Martin Galloway (Depute Co-ordinator) and Kate Tulloch (Co-ordinator) attended to receive the donation from David Watt, Club President, on Hogmanay.

Kate said that they were particularly grateful to the Bowling Club for allowing them free use of their facilities for their monthly training, and for this unexpected and very welcome donation. The funds will largely support the renewal of equipment required to maintain the Public Access Defibrillator in Cockburnspath and Oldhamstocks.

Martin added that it was a great example of community groups working together to support each other.

Since the launch of its Community First Responder initiative several years ago, the Scottish Ambulance Service has seen over 137 schemes established across Scotland, with new communities volunteering every week.

Under the scheme, the Scottish Ambulance Service train community volunteers in basic first aid and life saving skills so that they can deliver an early response to patients while the ambulance is on its way.
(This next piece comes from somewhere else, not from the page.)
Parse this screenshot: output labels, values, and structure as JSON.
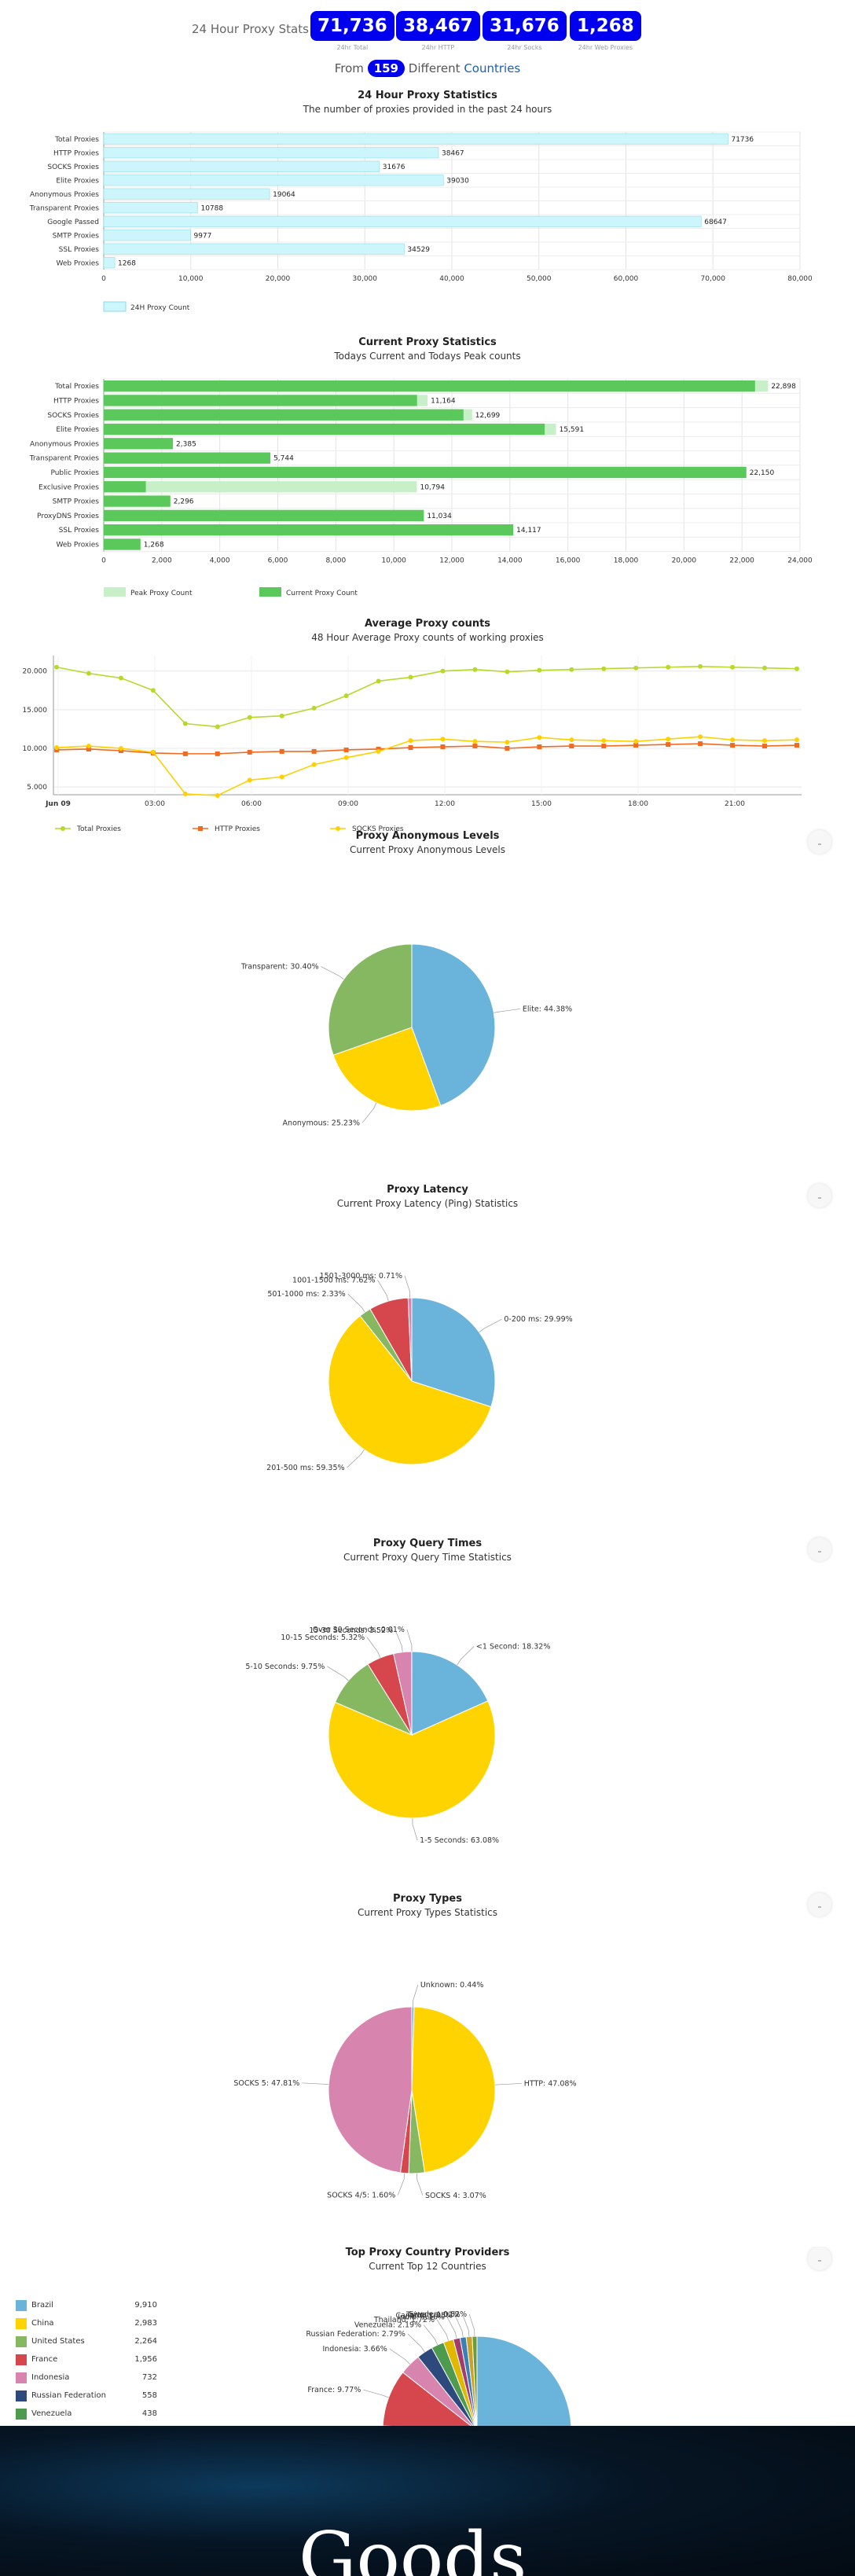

The responders are deployed to appropriate calls by the ambulance services’ Ambulance Control Centre (ACC).

First responders are asked to attend serious and life threatening emergencies, such as breathing difficulties, chest pains, cardiac arrest or unconsciousness. They are not sent to road collisions or traumatic injuries or anything outwith their training.

An emergency ambulance is always dispatched first and the role of the responder is to support the patient while the ambulance is on its way, providing an important service that benefits the community.

Bryan Finlay, a paramedic with the Scottish Ambulance Service, said: “Speed of intervention can often be critical when responding to 999 calls.

“The First Responder initiative creates an even faster response for patients and is co-ordinated with our existing ambulance resources. In a medical emergency it is often the simple first aid skills, like making sure an airway is clear, that save a life.

“The programme is an enhancement to our existing ambulance resources and each scheme works locally with our staff to ensure ongoing refresher training in basic life saving skills and the use of medical equipment. In recent years, advances in technology have been made, and many interventions, which were previously performed only by highly trained individuals, are now available to people with much less training. These include small, easy to operate ‘external defibrillators’ (Shock Boxes) and lightweight oxygen delivery systems.”